No pude quitarles la mirada, me parecían y aún me parecen, mágicos representantes de una sabiduría primaria, radical, instintiva.  Venciendo la apatía, que tantas buenas oportunidades me hizo perder, me acerqué y fui sincero, por primera vez en mucho tiempo, respecto a mis pensamientos y la impresión que los dos me causaron. La señora, me miró sin recelo, sonrió y me presentó al niño, que tuvo una actitud similar hacia mí.

-¿Cómo te llamas, niño?-pregunté para romper el hielo.

-Ángel Bula, me llamo…

-¡Vaya coincidencia!-interrumpí-mi padre también se llama Ángel. Miguel Ángel  Bejarano Rosas.

-¿Vives con él?-me interrogó.

-Hace mucho que no lo veo, Ángel. Yo vivo en la capital y la casa de él está en Junín, un pueblito cercano a Santa María. Es triste que nunca tenga tiempo para visitarlo-dije.

-A mí me pasa lo mismo. Vivo con mi papá en la misma casa, pero hace mucho que no lo veo-dijo antes de que la carcajada volviera a llenarle la cara.

Aprendió a leer en el instituto para ciegos, donde vivió por tres años. Su maestro de alfabeto Braille le regaló el libro de Tom Sawyer, que le leía a su abuela cada vez que podía. Eso me lo contó con alegría palpable.

- Unas siete veces. A la abuela le gusta mucho. Dice que Tom, le recuerda a mi padre cuando era chico- contestó cuando le pregunté cuántas veces lo había leído.

El conductor hizo sonar la bocina, avisando, como era debido, que reiniciaba el viaje. La señora Rosalía, así me dijo Ángel, que se llamaba su abuela, me miró con compasión, pero no con lástima. En el trayecto que nos separaba del autobús me reveló más de la vida de lo que había aprendido mal y a las patadas por treinta y siete años.

-No ha hecho sino mirarnos todo el camino, señor Bejarano. ¿Le parecemos raros?

Sonrojado negué con la cabeza. Ella siguió hablando.

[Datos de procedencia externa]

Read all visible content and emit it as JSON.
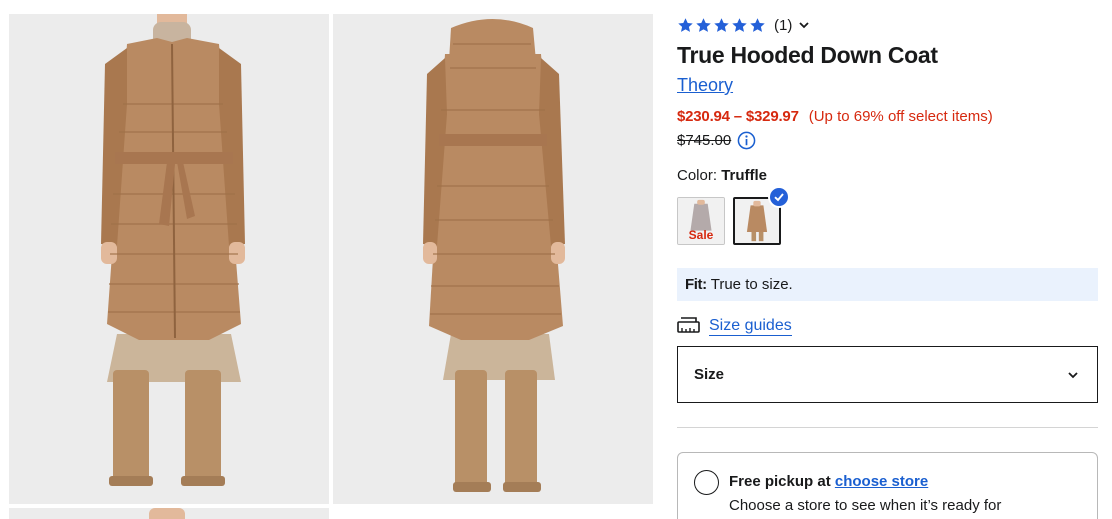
{
  "gallery": {
    "images": [
      {
        "name": "front view"
      },
      {
        "name": "back view"
      },
      {
        "name": "third view"
      }
    ]
  },
  "product": {
    "rating": {
      "stars": 5,
      "count_label": "(1)"
    },
    "title": "True Hooded Down Coat",
    "brand": "Theory",
    "price_range": "$230.94 – $329.97",
    "promo": "(Up to 69% off select items)",
    "original_price": "$745.00",
    "color_label": "Color:",
    "color_value": "Truffle",
    "swatches": [
      {
        "name": "grey",
        "sale_label": "Sale",
        "selected": false
      },
      {
        "name": "truffle",
        "selected": true
      }
    ],
    "fit": {
      "key": "Fit:",
      "value": "True to size."
    },
    "size_guides_label": "Size guides",
    "size_select": {
      "label": "Size"
    },
    "pickup": {
      "prefix": "Free pickup at",
      "link": "choose store",
      "subtext": "Choose a store to see when it’s ready for"
    }
  },
  "colors": {
    "accent_blue": "#1a5fd0",
    "sale_red": "#d6290f",
    "star_blue": "#2460d8",
    "fit_bg": "#eaf2fd",
    "coat_brown": "#b98a62"
  }
}
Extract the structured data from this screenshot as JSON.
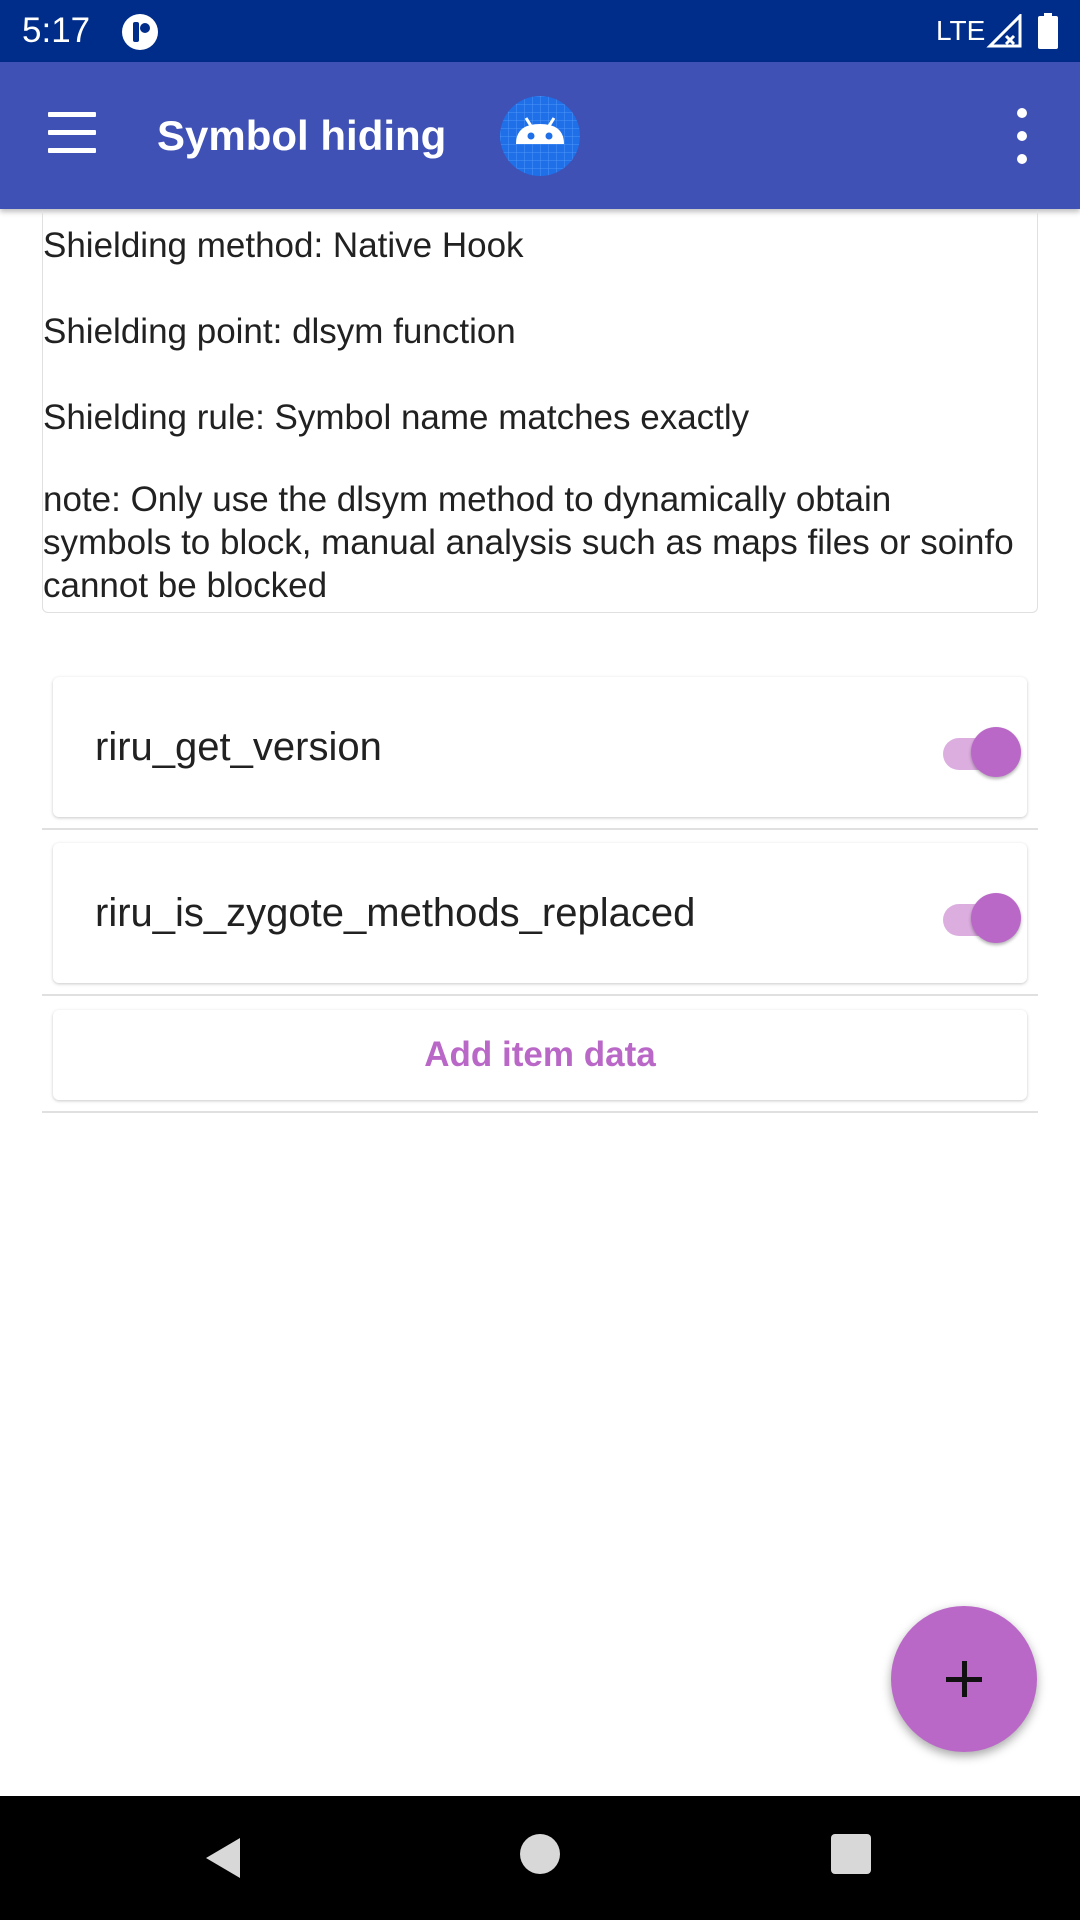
{
  "status_bar": {
    "time": "5:17",
    "network": "LTE",
    "icons": [
      "app-notification-icon",
      "signal-icon",
      "battery-icon"
    ]
  },
  "app_bar": {
    "title": "Symbol hiding",
    "icons": [
      "menu-icon",
      "android-logo-icon",
      "overflow-menu-icon"
    ]
  },
  "info": {
    "method": "Shielding method: Native Hook",
    "point": "Shielding point: dlsym function",
    "rule": "Shielding rule: Symbol name matches exactly",
    "note": "note: Only use the dlsym method to dynamically obtain symbols to block, manual analysis such as maps files or soinfo cannot be blocked"
  },
  "items": [
    {
      "label": "riru_get_version",
      "enabled": true
    },
    {
      "label": "riru_is_zygote_methods_replaced",
      "enabled": true
    }
  ],
  "add_item_label": "Add item data",
  "colors": {
    "status_bar": "#002c8a",
    "app_bar": "#3f51b5",
    "accent": "#ba68c8",
    "toggle_track": "#dcaee0"
  },
  "fab_icon": "plus-icon",
  "nav_bar": {
    "icons": [
      "back-icon",
      "home-icon",
      "recents-icon"
    ]
  }
}
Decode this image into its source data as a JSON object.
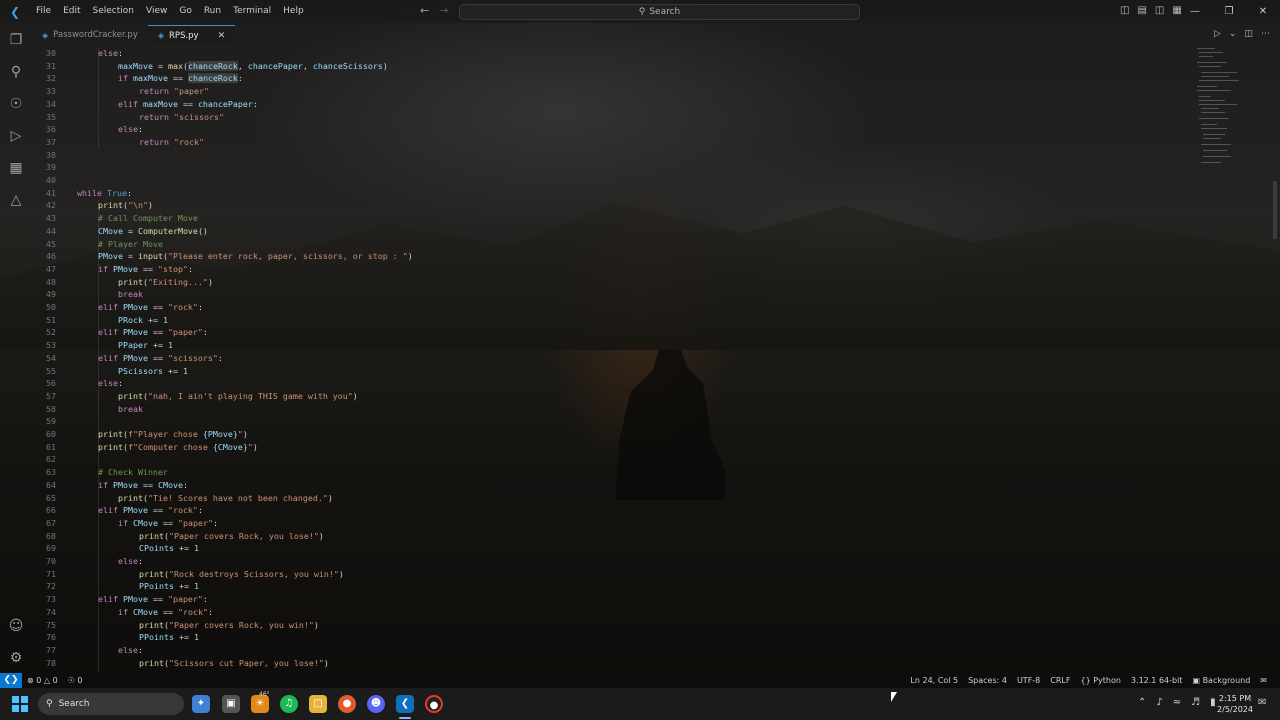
{
  "menu": [
    "File",
    "Edit",
    "Selection",
    "View",
    "Go",
    "Run",
    "Terminal",
    "Help"
  ],
  "search": {
    "label": "Search"
  },
  "tabs": [
    {
      "label": "PasswordCracker.py",
      "active": false
    },
    {
      "label": "RPS.py",
      "active": true
    }
  ],
  "icons": {
    "explorer": "files-icon",
    "search": "search-icon",
    "scm": "source-control-icon",
    "run": "run-debug-icon",
    "extensions": "extensions-icon",
    "testing": "beaker-icon",
    "account": "account-icon",
    "settings": "gear-icon"
  },
  "code": {
    "l30": "30",
    "l31": "31",
    "l32": "32",
    "l33": "33",
    "l34": "34",
    "l35": "35",
    "l36": "36",
    "l37": "37",
    "l38": "38",
    "l39": "39",
    "l40": "40",
    "l41": "41",
    "l42": "42",
    "l43": "43",
    "l44": "44",
    "l45": "45",
    "l46": "46",
    "l47": "47",
    "l48": "48",
    "l49": "49",
    "l50": "50",
    "l51": "51",
    "l52": "52",
    "l53": "53",
    "l54": "54",
    "l55": "55",
    "l56": "56",
    "l57": "57",
    "l58": "58",
    "l59": "59",
    "l60": "60",
    "l61": "61",
    "l62": "62",
    "l63": "63",
    "l64": "64",
    "l65": "65",
    "l66": "66",
    "l67": "67",
    "l68": "68",
    "l69": "69",
    "l70": "70",
    "l71": "71",
    "l72": "72",
    "l73": "73",
    "l74": "74",
    "l75": "75",
    "l76": "76",
    "l77": "77",
    "l78": "78",
    "else": "else",
    "colon": ":",
    "maxMove": "maxMove",
    "eq": " = ",
    "max": "max",
    "chanceRock": "chanceRock",
    "chancePaper": "chancePaper",
    "chanceScissors": "chanceScissors",
    "if": "if",
    "elif": "elif",
    "eqeq": " == ",
    "return": "return",
    "paper": "\"paper\"",
    "scissors": "\"scissors\"",
    "rock": "\"rock\"",
    "while": "while",
    "True": "True",
    "print": "print",
    "newline_str": "\"\\n\"",
    "cm_computer": "# Call Computer Move",
    "CMove": "CMove",
    "ComputerMove": "ComputerMove",
    "cm_player": "# Player Move",
    "PMove": "PMove",
    "input": "input",
    "prompt": "\"Please enter rock, paper, scissors, or stop : \"",
    "stop": "\"stop\"",
    "exiting": "\"Exiting...\"",
    "break": "break",
    "PRock": "PRock",
    "PPaper": "PPaper",
    "PScissors": "PScissors",
    "pluseq": " += ",
    "one": "1",
    "nah": "\"nah, I ain't playing THIS game with you\"",
    "f_player_a": "f\"Player chose ",
    "f_computer_a": "f\"Computer chose ",
    "f_pmove": "{PMove}",
    "f_cmove": "{CMove}",
    "f_end": "\"",
    "cm_winner": "# Check Winner",
    "tie": "\"Tie! Scores have not been changed.\"",
    "paper_covers_lose": "\"Paper covers Rock, you lose!\"",
    "CPoints": "CPoints",
    "rock_destroys_win": "\"Rock destroys Scissors, you win!\"",
    "PPoints": "PPoints",
    "paper_covers_win": "\"Paper covers Rock, you win!\"",
    "scissors_cut_lose": "\"Scissors cut Paper, you lose!\""
  },
  "status": {
    "errors": "0",
    "warnings": "0",
    "ports": "0",
    "position": "Ln 24, Col 5",
    "spaces": "Spaces: 4",
    "encoding": "UTF-8",
    "eol": "CRLF",
    "language": "Python",
    "interpreter": "3.12.1 64-bit",
    "theme": "Background"
  },
  "taskbar": {
    "search_label": "Search",
    "weather": "46°",
    "time": "2:15 PM",
    "date": "2/5/2024"
  }
}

-Angelito, es un niño bueno al que no sé quién le puso las cosas más difíciles. Sus ojos son un accidente, nada más. ¿Quiere saber porqué me lee tantos libros? Yo nunca aprendí a hacerlo, señor. No sé leer. Pero soy curiosa, me gustan las historias de otras personas, de otros países y tiempos, la facilidad  que tiene mi nieto para contarlas. Por si no lo ha notado aún, Ángel, es muy inteligente, noble. Me dice que no se siente mal por ser ciego… Que uno no puede extrañar lo que no ha tenido jamás…El niño me cuenta sus libros y yo le cuento como son las cosas que no puede ver. Ayudarlo a imaginar, es lo único que una persona como yo puede hacer por una persona como él, señor Bejarano-

El corazón me dolió al escucharla. Por decima tercera vez en el día, comprobaba que era un asno lleno de prejuicios, un amargado. Ellos dos, tan distintos y cercanos, entendían mejor los secretos del mundo. Eran generosos. La tristeza invadió mi alma. Para que no lo notara, seguí interrogándola:

-Señora Rosalía. ¿Qué espera de Ángel?

Sorprendida, miró al niño con ternura. Sabía que él esperaba escuchar la respuesta.

- Que aproveche lo mucho que la vida le ha brindado, señor. Tiene talentos, es honesto. No puede ver con los ojos, es una ventaja que lo protege de los prejuicios. Ángel y yo nos suplimos las carencias. En este mundo hay mucha gente a la que le faltan cosas y sensaciones. Está entrenado. Jamás estará solo.

Subimos al autobús y cada quien ocupó sus lugares. Alguna fibra interior debió sufrir un fuerte tirón, porque apenas toqué la silla y me sentí cómodo, el sueño se apoderó de mí. Me desperté a unos kilómetros de la estación de autobuses de Santa María. Los busqué por cada uno de los puestos y ya no estaban. ”Se bajaron en un puesto intermedio cerca de Alto Bolívar...”  confirmó el conductor, algo aturdido por la insistencia de mis preguntas.

No pude sacarlos de mi mente ese día, aún hoy cuando viajo en autobús y saco de la mochila mi acostumbrado libro (mi vicio y placer sin culpa), ellos aparecen como la encarnación de una clase especial de pureza. En la noche, cuando llegué a Junín, a visitar después de tres años a mi padre, en el calor de la tercera botella de whisky, el viejo me acarició el rostro como nunca lo había hecho.